Brkdncr@lemmy.world 3 months ago
Yes.
catloaf@lemm.ee 3 months ago
No.
Maybe with Intune and Autopilot, but I haven’t used it.
Nomad@infosec.pub 3 months ago
It’s called EFI. How do you think your BIOS update from inside BIOS is working? ;)
timewarp@lemmy.world 3 months ago
I’d issue IPMI or remote management commands to reboot the machines. Then I’d boot into either a Linux recovery environment (yes, Linux can unlock BitLocker-encrypted drives) or a WinPE (or Windows RE) and unlock the drives, preferably already loaded on the drives, but could have them PXE boot - just giving ideas here, but ideal DR scenario would have an environment ready to load & PXE would cause delays.
I’d either push a command or script that would then remove the update file that caused the issue & then reboots.
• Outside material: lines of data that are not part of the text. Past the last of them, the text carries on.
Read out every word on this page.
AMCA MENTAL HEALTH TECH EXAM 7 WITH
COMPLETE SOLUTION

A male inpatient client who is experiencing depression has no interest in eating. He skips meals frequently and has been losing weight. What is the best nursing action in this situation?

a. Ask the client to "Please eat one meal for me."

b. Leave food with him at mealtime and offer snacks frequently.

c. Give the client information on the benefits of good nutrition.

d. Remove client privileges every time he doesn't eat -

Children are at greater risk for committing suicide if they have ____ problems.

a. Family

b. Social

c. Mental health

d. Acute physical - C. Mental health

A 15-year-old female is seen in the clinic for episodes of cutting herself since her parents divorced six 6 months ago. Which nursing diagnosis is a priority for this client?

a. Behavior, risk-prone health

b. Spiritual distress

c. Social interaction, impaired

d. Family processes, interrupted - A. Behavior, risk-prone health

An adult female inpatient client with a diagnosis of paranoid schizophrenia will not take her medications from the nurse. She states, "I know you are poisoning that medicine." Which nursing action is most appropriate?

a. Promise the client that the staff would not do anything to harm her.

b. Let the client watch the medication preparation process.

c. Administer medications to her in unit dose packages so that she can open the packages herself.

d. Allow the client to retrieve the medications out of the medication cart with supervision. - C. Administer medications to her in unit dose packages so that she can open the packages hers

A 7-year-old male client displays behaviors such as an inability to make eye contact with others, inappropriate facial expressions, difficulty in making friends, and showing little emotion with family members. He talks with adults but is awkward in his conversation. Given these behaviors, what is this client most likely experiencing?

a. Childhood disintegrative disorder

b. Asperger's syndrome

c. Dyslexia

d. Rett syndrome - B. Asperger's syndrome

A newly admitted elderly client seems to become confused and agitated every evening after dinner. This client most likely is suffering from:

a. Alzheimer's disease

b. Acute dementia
Having planned for a scenario like this already, total time to fix would be less than 2 hours.
riskable@programming.dev 3 months ago
At my company I use a virtual desktop and it was restored from a nightly snapshot a few hours before I logged in that day (and presumably, they also applied a post-restore temp fix). This action was performed on all the virtual desktops at the entire company and took approximately 30 minutes (though, probably like 4 hours to get the approval to run that command, LOL).
It all took place before I even logged in that day. I was actually kind of impressed… We don’t usually act that fast.
SuperFola@programming.dev 3 months ago
Dual partitioning as Android does it might have helped. Install the update to partition B, reboot and if it’s alright swap A and B partitions to make B the default. Boot again to the default partition (A, formerly B).
It wouldn’t have booted correctly afaiu with the faulty update, and would have been reverted to use the untouched A partition.